Annual motor tax for an average sized 1.3-litre to 1.4-litre family car will rise by around €30, from €248 to €278.

Tax on a one-litre car will jump around €15, from €129 to €144, while road tax on a 1.6-engine car will rise €32, from €332 to €364.

The owners of a two-litre car will face a €70-a-year increase in road tax, bringing it from €458 to €528.

Commercial vehicles, such as buses and heavy goods vehicles, will also be hit by the increase, resulting in added costs for business.

Last year €560 million in car tax was collected by local authorities around the State.

A Government source said last night the increases would go towards improving the country's non-national road network, resulting in a direct benefit to drivers.

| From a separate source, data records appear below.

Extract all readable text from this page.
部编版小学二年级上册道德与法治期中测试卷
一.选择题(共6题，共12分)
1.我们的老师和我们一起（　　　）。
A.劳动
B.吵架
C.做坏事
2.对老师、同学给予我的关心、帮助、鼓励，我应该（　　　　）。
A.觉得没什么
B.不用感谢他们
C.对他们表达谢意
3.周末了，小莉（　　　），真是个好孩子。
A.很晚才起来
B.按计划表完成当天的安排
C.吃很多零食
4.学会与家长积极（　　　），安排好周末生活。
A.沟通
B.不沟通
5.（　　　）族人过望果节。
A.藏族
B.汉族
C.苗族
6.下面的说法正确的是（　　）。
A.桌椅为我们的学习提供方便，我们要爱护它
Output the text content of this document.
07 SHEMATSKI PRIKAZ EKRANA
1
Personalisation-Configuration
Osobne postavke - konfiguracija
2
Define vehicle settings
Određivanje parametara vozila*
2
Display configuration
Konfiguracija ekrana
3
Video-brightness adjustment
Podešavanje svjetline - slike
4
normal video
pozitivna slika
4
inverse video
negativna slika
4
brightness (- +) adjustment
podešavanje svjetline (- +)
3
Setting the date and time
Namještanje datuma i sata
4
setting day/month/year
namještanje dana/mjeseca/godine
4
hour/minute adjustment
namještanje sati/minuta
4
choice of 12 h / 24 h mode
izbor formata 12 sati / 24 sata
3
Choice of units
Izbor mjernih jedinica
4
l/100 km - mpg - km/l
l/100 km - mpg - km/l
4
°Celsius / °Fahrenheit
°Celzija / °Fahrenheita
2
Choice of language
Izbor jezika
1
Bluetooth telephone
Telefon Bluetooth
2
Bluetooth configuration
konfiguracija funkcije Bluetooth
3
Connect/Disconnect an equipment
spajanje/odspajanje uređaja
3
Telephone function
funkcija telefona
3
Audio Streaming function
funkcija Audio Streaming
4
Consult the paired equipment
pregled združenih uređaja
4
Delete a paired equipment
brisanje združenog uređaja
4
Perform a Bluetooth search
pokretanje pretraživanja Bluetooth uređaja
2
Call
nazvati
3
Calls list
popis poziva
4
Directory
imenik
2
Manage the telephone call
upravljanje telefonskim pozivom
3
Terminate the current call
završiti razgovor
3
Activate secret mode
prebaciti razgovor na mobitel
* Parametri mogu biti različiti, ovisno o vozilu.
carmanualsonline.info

When broken down, the increases work out at between 29 to 58 cent a week, he added.

The road tax rise was agreed by Cabinet on Tuesday. The increase is a departmental matter, and it was decided to make the announcement separately from the Budget.

The last motor tax increase was announced in a separate statement from the then Minister for the Environment, Mr Dempsey, on Budget day in December 2000.

A Department source pointed out the increase is only the third since 1993. While the total car tax increase up to now has been 12 per cent in the past 10 years, inflation has risen by 33 per cent.

"So when you look at it like that, motor tax has not risen in line with inflation," he added.

Mr O'Connor of SIPTU, a senior negotiator for private sector employees, warned last night that the Budget was likely to take inflation above 5 per cent, notwithstanding Mr McCreevy's forecast of 4.8 per cent.

Unless employers were prepared to "cough up" significant pay rises, workers would be left considerably worse off, he said.

Mr O'Connor added that Mr McCreevy was mistaken if he believed payment of the benchmarking pay rises to public servants would be enough to secure a deal.

He said this view had also been expressed by public sector unions at an executive meeting yesterday of ICTU, at which the extent of union disaffection about the Budget became apparent.

Mr Begg said the Budget had increased both direct and indirect taxes on workers and failed to adequately address any of the critical issues in the social policy area, such as health and housing.

"Congress will now be seeking clarification from the Government and employers about whether they are serious about negotiating an agreement that will protect workers' living standards in the current period," he said.